VOTOS DE POBREZA
(Conto de ficção)
Manjedoura
é nome da cidade antiga, fincada naquele sertão quente e acanhado. O topônimo
sugestivo denuncia a religiosidade cristã de seus habitantes, talvez para
amenizar a temperatura ou passar impressão de recanto de paz. A cidade, igual a
quase todas, vive de verbas do Governo Federal. Lugar pobre. Paupérrimo. A
igreja de São José é o centro das atenções, berço de festividades constantes. Lugar
de projeção de políticos e revelação de cantores. Os eventos insistem em dar vida
ao lugar moribundo, exceto de gente e bichos que insistem naquela secura. O
mexerico do momento é sobre uma adutora se arrastando próxima. Quase ninguém
acredita que terá água de torneira.
O
menino João Lucas, ou “Luquinha”, como o chamam, nasceu numa casa de taipa, no povoado
de Lago Seco. Moravam de favor, como sempre reclamava a mãe em seus ápices de
agruras. Passavam muita fome. Ela culpava-se não terem um pedaço de chão. A
propriedade pertencia a um fazendeiro que os instalou ali sob a condição de
plantarem e criarem pequenos animais num perímetro determinado. Era homem bom,
mas sabiam que a qualquer hora a terra seca poderia ser reivindicada sem dó nem
piedade. Eles se valiam da religiosidade do dono. Entendiam que gente que tem
religião faz o que Jesus ensinou. São oito filhos do casal José Bernardo e
Celestina. Cinco deles nasceram ali.
A
criançada cresceu no terreno de arisco, pedras e lajeiros. O caçula vivia
perguntando a mãe por que o final do mundo se mexe igual minhoca. É quentura
meu filho! O sol bota esses engano na gente. Às veis parece que as pranta tão
dançando!
A
família amargava uma espera eterna pela chuva para botar roçado. Os meninos viviam
cutucando locas com Tubarão, cachorro esperto feito o diabo. Assim traziam a
janta de preás que seriam comidos com farinha seca. Nos invernos bons plantavam
feijão, milho, macaxeira, inhame e batata-doce. A colheita ficava guardada num
puxado reservado, mais vazio que cheio. A estiagem era do cão.
A
roça significava a base de sustentação daquela região pobre de quase tudo. Um
compadre, solidário à pobreza da família, doou uma bezerra que já completava
uma década de vida. “Malhada” parecia gente da família. O úbere da pobre
inchava conforme dava capim no leito da lagoa seca há duas léguas do casebre. Era
o único lugar úmido. O cheiro de varjão tinha foros de perfume para quem ali
chegasse.
Malhada
contava com a reverência da família. Era provedora de comida. Muitas vezes se
transformou na única fonte de alimentação. Dela vinha leite, coalhada, manteiga
e até manteiga de garrafa. Muitas vezes a infeliz mastigava apenas uns fiapos de
capim e palmas que mais pareciam folhas secas. Tempo de leite com sangue.

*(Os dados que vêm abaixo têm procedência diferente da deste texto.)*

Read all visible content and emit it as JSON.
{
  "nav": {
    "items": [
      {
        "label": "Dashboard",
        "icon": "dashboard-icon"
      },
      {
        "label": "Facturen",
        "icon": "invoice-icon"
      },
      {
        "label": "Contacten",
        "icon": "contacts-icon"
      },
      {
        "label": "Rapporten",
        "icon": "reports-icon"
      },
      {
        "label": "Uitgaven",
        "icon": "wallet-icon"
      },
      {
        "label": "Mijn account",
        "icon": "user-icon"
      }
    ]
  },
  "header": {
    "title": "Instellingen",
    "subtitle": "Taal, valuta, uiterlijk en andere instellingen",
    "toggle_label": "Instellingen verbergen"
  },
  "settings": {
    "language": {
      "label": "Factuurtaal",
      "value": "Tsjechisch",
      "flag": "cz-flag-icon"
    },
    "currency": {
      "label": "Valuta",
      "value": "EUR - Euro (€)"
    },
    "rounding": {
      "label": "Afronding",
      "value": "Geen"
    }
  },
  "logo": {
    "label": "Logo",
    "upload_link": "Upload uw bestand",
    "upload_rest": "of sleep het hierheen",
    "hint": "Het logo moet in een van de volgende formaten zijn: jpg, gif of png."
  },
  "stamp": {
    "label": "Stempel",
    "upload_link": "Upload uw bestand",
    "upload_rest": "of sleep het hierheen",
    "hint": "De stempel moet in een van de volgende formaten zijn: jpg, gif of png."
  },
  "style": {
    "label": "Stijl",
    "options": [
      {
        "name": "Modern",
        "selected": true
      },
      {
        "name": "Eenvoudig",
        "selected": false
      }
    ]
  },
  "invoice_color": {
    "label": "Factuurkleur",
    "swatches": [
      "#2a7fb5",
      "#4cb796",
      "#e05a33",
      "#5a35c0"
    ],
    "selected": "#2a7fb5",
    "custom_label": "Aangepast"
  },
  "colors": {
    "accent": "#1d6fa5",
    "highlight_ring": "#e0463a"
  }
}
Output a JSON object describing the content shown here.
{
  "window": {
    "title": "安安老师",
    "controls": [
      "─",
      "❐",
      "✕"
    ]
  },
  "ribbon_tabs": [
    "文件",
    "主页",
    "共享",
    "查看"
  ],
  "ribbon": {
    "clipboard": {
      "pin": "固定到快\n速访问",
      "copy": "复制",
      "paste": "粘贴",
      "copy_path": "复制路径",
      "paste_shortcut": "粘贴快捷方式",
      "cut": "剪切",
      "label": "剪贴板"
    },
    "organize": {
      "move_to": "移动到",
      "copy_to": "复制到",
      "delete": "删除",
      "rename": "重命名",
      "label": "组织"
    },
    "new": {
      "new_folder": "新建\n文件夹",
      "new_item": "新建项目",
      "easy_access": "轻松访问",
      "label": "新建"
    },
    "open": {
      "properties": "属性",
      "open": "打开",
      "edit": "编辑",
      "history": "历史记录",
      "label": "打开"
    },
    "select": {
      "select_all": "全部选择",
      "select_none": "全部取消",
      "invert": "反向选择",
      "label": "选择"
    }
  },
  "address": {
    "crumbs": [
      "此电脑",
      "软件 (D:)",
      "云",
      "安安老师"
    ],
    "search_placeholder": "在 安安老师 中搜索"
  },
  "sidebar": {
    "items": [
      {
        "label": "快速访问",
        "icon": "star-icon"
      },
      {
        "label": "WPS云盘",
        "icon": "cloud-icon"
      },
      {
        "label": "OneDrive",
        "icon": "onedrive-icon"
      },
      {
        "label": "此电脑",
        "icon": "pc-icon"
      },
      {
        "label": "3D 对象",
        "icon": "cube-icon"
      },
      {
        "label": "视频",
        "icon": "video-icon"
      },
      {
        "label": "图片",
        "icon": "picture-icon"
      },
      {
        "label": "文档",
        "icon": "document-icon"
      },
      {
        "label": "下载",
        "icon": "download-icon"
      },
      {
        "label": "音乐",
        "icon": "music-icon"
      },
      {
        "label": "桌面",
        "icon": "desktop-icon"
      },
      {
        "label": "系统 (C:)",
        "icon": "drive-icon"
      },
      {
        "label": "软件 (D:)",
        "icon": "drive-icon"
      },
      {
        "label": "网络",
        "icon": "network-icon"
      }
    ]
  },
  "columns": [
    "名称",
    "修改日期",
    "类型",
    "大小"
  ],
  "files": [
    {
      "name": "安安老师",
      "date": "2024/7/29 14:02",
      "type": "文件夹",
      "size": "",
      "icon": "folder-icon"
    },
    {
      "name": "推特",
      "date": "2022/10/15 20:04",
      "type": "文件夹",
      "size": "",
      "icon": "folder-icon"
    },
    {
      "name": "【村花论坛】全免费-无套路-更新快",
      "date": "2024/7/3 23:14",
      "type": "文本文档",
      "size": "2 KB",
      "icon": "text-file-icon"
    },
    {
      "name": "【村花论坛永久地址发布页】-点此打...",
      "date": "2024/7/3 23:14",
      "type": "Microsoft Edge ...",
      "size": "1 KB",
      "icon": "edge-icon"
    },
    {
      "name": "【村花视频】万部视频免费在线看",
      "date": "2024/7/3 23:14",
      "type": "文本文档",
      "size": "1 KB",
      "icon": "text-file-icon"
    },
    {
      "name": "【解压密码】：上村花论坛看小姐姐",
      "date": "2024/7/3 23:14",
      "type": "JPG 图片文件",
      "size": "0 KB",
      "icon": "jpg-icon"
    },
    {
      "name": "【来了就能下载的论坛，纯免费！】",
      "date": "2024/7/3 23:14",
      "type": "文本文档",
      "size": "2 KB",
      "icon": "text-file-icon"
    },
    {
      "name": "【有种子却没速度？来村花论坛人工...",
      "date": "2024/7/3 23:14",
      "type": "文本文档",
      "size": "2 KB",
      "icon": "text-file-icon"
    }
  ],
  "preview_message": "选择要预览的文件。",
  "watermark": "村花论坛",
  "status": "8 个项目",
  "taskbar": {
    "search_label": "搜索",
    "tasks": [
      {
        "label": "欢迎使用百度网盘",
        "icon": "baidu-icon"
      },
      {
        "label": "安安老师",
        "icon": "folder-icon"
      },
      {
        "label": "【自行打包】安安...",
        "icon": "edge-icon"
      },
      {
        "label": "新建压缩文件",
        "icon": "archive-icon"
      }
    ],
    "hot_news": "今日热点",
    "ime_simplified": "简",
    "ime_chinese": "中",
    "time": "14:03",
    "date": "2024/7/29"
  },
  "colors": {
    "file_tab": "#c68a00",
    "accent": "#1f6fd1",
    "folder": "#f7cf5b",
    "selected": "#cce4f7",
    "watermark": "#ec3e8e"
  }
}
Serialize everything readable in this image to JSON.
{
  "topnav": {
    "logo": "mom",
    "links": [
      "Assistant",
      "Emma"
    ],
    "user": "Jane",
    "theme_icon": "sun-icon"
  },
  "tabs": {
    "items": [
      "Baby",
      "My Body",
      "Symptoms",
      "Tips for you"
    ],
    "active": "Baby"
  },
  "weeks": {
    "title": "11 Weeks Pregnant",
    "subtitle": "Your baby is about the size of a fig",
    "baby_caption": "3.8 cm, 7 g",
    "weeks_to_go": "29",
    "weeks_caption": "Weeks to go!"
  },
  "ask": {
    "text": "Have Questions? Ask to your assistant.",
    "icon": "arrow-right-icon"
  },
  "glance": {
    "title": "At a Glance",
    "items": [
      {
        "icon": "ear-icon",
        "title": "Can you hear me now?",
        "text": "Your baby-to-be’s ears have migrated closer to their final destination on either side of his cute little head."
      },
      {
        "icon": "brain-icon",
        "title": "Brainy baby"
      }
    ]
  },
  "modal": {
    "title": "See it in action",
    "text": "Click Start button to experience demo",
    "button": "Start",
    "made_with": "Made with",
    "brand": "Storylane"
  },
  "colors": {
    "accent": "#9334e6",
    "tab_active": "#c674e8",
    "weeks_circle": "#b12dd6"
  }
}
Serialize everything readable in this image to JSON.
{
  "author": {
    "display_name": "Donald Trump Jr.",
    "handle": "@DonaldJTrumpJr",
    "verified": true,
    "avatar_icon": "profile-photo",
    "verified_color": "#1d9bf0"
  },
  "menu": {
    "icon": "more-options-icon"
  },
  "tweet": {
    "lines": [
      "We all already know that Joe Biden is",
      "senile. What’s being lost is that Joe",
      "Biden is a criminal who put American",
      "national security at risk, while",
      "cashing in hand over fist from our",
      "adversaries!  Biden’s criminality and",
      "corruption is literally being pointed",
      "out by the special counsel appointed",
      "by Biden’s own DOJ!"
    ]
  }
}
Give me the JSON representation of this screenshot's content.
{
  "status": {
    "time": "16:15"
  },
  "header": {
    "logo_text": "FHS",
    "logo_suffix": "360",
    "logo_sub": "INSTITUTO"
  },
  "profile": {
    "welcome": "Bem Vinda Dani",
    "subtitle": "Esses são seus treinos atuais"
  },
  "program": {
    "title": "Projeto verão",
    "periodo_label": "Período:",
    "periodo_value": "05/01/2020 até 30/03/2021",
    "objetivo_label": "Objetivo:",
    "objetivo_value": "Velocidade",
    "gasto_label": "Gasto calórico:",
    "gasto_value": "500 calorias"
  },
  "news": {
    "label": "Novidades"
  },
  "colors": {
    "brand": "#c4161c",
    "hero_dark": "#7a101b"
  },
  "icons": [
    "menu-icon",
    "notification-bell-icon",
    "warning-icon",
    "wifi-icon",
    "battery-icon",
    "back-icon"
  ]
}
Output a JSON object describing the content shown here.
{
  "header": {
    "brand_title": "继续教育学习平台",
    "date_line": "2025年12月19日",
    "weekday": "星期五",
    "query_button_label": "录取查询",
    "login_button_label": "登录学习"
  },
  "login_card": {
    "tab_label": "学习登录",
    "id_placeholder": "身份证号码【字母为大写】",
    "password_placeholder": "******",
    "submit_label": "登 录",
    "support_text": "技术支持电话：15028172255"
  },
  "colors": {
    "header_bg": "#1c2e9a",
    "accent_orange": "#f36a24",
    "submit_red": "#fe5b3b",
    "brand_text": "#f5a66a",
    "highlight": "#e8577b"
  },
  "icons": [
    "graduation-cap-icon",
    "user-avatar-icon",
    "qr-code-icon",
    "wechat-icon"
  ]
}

Diferente dos dez litros na chuvarada. As incertezas do lugarejo fabricaram uma
população de cara engelhada a maracujá velho. As pernas lembravam pernas
de sibite, pássaro local, magro como agulha. Eles mesmos se comparavam assim.
José Bernardo era conhecido na região como “Zé
Bebé”, e não sabia a origem do apelido. Gente estranha que chegasse ali a sua
procura não o localizaria se não descobrisse o apelido. Todos dali só atendiam
por pseudônimos. Era Zé Preá, Tõe de Dona, Noquinha da Rodage, Cara de gato,
Juca tetéu, enfim o nome de batismo era estranhado até pelo vizinho.
O
mais velho dos meninos, Didi, já andava arrastando as asas para os lados de
Filó, cabrinha formosa, filha de João de Iazinha. Os pais não desaprovavam.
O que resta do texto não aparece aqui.